Official sources said the ministry considered the coverage “inappropriate,” following which the broadcasters have been asked to explain how their coverage does not violate sections of the programming code.
Two of the broadcasters reportedly aired phone-in interviews of underworld figure Chhota Shakeel. The third apparently telecast remarks of Memon’s lawyer.
A unit of the I&B ministry, Electronic Media Monitoring Center, monitors the content of around 600 channels, reported India West..
Memon was hanged in Nagpur jail on July 30, hours after three Supreme Court judges rejected his final appeal.
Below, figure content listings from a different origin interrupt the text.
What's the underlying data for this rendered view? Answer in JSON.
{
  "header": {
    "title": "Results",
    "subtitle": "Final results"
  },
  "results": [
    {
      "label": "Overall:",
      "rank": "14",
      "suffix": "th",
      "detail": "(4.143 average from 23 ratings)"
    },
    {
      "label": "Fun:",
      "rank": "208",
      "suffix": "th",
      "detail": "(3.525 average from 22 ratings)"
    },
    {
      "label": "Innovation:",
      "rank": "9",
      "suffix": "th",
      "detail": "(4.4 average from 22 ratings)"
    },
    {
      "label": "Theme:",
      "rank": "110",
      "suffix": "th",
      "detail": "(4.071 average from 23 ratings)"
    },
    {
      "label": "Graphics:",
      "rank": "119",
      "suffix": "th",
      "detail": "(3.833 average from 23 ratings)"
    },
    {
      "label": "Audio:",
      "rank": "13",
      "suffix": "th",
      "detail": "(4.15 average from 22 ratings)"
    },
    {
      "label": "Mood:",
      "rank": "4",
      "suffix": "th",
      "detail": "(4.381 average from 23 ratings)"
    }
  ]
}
He was convicted in 2007 on charges of funding the Mumbai blasts in 1993.
Meanwhile, the Editors Guild of India has condemned the Information and Broadcasting Ministry for issuing show cause notices to three TV news channels for their coverage related to Yakub Memon hanging and termed the action as “shocking” and called for immediate withdrawal of the notices.
The Guild’s President N. Ravi said in a statement that “it is shocking that the Information and Broadcasting Ministry should have issued notices to ABP News, NDTV and Aaj Tak for their coverage of the Yakub Memon issue under the cable TV regulations.
“Those regulations were never meant to be used to stop the free and vigorous discussion of matters of public interest however disagreeable the content might be to the government,” the statement said.
It said that “viewpoints unacceptable to the government ought not to be penalized on the specious plea that they would incite violence or spread hatred.”
The Guild said that “it is also time for a re-examination of the broadcasting regulations that on the face of it look over-broad and leave room for misuse in violation of the right to Freedom of Expression under Article 19 1(a) of the Constitution.”